Теперь, оставаясь в устойчивой позе, нужно качнуть «сознание» — психический образ своего «я», выбивая себя из физического равновесия, пытаясь сбить с реальных ног.
Учили же в храме? Значит, потенциально должно получиться.
Трудность в том, что образ «я» в моей голове не равен реальному телу из мяса. Зато я могу не только представить его, но и ощутить.
А потом качнуть его мысленно. Словно через вертикаль моего тела проходит отвес гигантского маятника.
Я пропускаю маятник сквозь себя. Он раскачивается и захватывает сознание.
Это тяжело, меня начинает тошнить, как при перегрузках.
Но торопиться нельзя.
Теперь нужно найти точку равновесия образа тела. Она выше центра физического равновесия и лежит, как правило, на высоте сердца, но правее середины грудной кости. На палец или на два.
Вот только у меня точка равновесия сознания давно уже на ладонь левее, чем ей положено. Почти над сердцем.
И это мне уже не больно и не страшно, как бывало поначалу во время случайных её соскальзываний.
Я привык к «левому» миру. И химеры практичного мира «правшей» уже не играют мной в свои игры.
Статус, самая страшная из них, вызывает лишь хмурое раздражение.
Бог Статус, заставляющий прочих окружать себя вещами ненужными, но подчёркивающими место среди других.

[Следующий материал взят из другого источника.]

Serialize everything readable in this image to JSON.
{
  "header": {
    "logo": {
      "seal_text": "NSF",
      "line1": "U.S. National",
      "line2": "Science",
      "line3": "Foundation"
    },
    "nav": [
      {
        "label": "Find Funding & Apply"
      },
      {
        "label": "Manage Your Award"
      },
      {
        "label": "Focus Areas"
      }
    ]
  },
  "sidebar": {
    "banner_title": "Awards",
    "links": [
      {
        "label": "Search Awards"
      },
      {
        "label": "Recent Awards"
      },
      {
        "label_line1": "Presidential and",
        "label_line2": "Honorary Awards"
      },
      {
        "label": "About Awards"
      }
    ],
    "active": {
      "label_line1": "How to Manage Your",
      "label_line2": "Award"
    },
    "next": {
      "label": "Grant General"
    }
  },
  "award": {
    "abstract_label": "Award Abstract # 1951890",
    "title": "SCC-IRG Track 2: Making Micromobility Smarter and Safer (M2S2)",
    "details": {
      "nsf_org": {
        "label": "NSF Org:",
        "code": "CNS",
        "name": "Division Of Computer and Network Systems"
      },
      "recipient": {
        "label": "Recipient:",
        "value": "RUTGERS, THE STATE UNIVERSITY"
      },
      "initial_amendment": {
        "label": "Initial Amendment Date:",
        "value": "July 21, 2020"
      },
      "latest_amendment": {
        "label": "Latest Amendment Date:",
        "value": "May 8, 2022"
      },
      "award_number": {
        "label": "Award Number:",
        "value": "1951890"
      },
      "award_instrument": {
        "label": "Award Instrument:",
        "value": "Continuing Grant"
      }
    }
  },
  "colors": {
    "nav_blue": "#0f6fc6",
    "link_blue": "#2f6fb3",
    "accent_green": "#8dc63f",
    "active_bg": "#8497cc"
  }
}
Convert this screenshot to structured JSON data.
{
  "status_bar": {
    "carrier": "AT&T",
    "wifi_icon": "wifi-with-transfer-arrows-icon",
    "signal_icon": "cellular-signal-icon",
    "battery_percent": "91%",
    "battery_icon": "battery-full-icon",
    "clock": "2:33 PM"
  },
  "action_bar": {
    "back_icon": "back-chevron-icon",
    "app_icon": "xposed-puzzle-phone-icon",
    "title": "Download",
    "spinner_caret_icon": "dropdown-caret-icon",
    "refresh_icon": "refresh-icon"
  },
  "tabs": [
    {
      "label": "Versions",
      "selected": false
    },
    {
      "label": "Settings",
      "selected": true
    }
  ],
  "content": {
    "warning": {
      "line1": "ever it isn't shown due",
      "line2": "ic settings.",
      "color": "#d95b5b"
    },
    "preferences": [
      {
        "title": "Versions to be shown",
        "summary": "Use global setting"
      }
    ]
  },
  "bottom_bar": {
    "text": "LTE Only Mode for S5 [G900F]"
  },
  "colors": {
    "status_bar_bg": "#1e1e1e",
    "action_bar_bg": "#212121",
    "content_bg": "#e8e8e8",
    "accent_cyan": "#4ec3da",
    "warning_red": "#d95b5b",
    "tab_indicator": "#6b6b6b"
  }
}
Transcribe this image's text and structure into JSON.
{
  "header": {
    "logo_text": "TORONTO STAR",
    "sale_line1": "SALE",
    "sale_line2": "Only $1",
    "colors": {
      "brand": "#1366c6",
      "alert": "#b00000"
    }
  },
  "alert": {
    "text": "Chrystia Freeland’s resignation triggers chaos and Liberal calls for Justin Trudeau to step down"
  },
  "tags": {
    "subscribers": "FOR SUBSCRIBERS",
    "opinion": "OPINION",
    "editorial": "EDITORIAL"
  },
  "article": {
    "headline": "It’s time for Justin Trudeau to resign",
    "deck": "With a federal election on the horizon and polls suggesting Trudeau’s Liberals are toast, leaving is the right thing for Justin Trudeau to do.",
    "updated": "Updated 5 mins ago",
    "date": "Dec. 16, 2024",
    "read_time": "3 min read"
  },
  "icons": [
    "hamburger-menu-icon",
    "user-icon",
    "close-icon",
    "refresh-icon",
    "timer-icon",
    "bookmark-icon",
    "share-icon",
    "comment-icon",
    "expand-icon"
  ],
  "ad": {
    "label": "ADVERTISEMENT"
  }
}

Нелепая в своей роскоши одежда, ненужные вещи, делающие двуногое больным и праздным, неполезная еда, тошнотворное окружение из таких же статусозависимых, инкрустированное оружие, тупые ординарцы…
Я счастлив не иметь положенных мне по чину почестей, прихлебателей и слуг.
Можешь считать, что я сумасшедший. Меня не волнует то, что волнует тебя.
Мир я вижу иначе. Потому что тот угол, под которым ты видишь реальный мир, диктуется только твоим восприятием, а восприятие — напрямую зависит от развитости сознания.
Маркер этой развитости — точка равновесия, которую я сейчас ищу.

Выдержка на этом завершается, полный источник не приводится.